L’immense gain des années 90, est de vivre dans une société sans censure
Entre la découverte de l’Amérique, l’ivresse de la liberté et l’incendie de la bibliothèque d’Alexandrie, nous n’en sommes plus si éloignés avec le risque de plonger dans
le déclin et les déchirures. C’est ainsi qu’une part de notre culture est immolée. A l’embastillement d’un écrivain en déshonneur au principe de liberté et pour des philippiques élidées ça et là,
ne grandit pas notre démocratie. Si l’écrivain Enoh Meyomesse aime la boue, pourquoi l’empêcher de l’agiter, pour reprendre une expression de l’écrivain russe Tikhone dans sa lettre à
Stavroguine. Notre gouvernement aime tant et si bien cette boue, qu’il a fini par s’en barbouiller.
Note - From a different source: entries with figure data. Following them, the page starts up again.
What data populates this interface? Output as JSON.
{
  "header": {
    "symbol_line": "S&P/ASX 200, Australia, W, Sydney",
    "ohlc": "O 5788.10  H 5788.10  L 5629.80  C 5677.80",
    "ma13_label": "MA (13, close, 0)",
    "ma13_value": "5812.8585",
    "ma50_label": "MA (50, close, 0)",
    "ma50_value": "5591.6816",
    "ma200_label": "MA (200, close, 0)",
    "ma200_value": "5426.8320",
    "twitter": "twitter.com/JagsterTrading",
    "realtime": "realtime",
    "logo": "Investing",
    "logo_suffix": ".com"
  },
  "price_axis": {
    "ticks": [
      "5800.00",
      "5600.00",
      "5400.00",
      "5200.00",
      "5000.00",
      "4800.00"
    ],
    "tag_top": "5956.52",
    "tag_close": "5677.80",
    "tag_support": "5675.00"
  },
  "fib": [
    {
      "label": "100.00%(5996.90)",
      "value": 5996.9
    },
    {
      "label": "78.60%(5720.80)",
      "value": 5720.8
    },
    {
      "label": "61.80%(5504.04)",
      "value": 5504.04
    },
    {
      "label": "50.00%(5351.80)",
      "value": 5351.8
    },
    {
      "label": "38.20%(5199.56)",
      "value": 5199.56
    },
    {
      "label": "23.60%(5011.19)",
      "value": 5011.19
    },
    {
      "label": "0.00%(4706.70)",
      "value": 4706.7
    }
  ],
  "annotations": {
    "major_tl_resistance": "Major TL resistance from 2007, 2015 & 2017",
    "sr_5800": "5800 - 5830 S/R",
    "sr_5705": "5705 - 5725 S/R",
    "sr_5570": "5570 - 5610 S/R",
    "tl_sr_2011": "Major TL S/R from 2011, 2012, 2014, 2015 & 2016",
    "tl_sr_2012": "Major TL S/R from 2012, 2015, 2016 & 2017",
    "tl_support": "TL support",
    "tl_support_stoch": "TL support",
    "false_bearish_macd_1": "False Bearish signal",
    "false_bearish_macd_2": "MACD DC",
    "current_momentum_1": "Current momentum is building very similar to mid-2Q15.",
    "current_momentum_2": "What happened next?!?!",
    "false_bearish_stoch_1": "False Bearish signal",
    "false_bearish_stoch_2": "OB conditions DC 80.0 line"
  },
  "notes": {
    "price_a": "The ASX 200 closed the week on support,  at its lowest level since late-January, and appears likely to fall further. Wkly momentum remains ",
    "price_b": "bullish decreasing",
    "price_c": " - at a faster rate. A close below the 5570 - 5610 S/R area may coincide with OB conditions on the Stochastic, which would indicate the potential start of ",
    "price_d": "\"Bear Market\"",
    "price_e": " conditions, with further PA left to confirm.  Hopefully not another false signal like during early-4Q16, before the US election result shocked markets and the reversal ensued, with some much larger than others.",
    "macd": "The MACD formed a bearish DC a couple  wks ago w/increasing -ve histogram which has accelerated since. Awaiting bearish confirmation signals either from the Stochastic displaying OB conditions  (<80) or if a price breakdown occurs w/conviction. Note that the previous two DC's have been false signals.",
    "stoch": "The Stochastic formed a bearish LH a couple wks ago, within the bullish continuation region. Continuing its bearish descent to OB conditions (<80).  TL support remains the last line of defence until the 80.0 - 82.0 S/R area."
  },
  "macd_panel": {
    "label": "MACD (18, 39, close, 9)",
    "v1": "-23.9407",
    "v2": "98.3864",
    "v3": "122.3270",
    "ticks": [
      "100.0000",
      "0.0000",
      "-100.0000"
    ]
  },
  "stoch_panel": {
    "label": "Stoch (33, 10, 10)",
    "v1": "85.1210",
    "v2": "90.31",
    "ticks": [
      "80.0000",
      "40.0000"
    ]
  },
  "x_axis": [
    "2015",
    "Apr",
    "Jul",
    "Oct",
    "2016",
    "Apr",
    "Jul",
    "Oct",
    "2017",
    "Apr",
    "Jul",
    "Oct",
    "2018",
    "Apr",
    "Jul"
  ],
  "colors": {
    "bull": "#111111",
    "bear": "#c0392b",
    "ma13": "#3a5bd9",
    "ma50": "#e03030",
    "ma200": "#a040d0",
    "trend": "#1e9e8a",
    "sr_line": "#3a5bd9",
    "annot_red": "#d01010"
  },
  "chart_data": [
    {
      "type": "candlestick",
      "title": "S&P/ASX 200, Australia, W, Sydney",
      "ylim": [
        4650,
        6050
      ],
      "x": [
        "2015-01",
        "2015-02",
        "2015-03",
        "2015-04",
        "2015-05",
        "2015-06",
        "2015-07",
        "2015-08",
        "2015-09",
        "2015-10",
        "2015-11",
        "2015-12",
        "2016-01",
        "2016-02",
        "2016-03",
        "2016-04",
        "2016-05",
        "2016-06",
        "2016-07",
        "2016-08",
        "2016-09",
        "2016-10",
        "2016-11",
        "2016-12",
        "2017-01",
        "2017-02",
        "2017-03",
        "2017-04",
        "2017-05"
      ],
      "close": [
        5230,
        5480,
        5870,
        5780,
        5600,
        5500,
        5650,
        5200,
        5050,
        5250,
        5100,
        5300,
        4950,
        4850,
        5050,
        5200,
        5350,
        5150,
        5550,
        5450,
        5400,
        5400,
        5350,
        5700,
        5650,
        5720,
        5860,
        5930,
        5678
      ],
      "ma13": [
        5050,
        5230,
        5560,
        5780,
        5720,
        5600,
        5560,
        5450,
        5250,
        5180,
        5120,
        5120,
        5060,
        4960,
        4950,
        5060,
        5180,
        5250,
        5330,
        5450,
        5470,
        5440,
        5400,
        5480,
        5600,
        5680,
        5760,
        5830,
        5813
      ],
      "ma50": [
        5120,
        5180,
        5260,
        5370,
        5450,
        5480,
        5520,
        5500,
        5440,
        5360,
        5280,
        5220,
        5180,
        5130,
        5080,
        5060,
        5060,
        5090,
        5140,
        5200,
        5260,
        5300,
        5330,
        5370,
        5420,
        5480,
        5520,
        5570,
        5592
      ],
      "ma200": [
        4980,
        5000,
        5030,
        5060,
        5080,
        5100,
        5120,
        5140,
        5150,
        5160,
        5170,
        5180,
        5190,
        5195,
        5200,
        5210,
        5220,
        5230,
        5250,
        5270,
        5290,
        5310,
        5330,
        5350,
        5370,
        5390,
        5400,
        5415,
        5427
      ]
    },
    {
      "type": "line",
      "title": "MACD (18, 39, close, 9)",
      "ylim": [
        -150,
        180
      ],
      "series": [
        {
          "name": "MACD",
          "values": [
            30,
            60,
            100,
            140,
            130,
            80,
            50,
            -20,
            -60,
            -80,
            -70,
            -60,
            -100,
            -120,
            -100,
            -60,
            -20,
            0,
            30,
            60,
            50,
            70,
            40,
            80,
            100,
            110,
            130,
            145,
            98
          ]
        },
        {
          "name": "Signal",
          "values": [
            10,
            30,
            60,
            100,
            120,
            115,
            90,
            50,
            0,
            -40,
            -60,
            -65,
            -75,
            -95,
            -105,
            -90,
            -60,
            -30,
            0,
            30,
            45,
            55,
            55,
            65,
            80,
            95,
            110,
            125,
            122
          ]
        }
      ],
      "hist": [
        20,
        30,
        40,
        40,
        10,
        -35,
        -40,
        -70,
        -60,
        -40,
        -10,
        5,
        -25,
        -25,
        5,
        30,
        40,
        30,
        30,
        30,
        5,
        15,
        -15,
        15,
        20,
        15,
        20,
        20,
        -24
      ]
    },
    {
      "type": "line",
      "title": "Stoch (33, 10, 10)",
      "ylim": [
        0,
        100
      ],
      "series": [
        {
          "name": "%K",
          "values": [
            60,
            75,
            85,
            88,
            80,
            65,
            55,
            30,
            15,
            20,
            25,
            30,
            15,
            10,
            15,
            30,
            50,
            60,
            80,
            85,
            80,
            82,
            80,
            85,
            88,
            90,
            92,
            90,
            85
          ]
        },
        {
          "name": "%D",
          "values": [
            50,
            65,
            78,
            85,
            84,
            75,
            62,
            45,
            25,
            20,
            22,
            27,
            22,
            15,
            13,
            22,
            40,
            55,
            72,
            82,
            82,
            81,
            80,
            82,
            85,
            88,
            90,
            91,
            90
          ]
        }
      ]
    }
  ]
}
Nous vivons dans une infra -culture de la violence d’Etat qui peine à s’en aller ,une autre,
celle que nous souhaitons pour nos enfants et pour la postérité ne trouve pas encore ses repaires .Faut-il interpeller les intellectuels qui pérorent dans le brouillard tumultueux de la
mondialisation qu’ils refusent et sont d’autant moins fiables qu’ils sont péremptoires .Faut-il interpeller les politiques qui ont le goût de l’attaque, mais ne sont que des pauvres cassandres,
des camelots, les plus courageux d’entre eux n’étant que des histrions qui gesticulent pour cacher qu’ils tournent en rond.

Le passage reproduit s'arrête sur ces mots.